According to the latest IOM DTM update, the storm has caused displacement of around 37,000 individuals in flood affected areas. Three schools in the west and three others in the east are currently hosting displaced households but these families are likely to be relocated. Urgent needs continue to include medical staff, medications, and equipment, drinking water and fuel. 
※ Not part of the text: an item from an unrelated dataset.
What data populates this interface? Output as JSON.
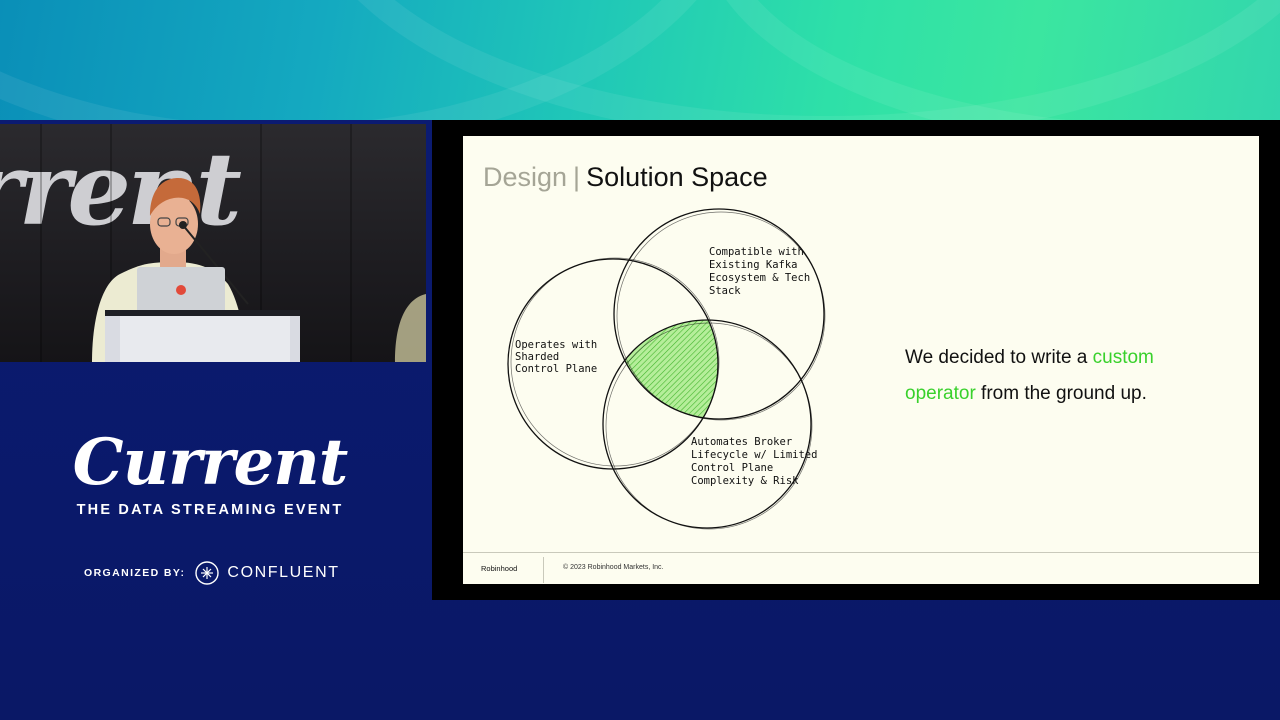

IOM pointed to growing concerns about another humanitarian crisis that the affected areas may witness due to the accumulation of large numbers of bodies under the rubble and demolished buildings. Fears of waterborne disease transmission are also increasing due to the severe damage to water sources and sewage. It said Libya was approaching the rainy season, which posed the risk of the spread of diseases and epidemics.

IOM stressed the urgent need to provide immediate medical aid and body bags for burial. Given the devastation of the health services infrastructure, it pointed out that there were only four primary healthcare centers in Derna, and one functioning hospital, which increased the need for medical supplies, equipment and medicines, as well as medical workers.

It said that relief teams from 9 United Nations agencies continue to work on the ground in cities affected by the floods, delivering emergency aid and life-saving relief materials despite the challenges hindering access to the affected areas. It added that search and rescue operations were continuing to recover more bodies, although the chances of finding survivors were dwindling.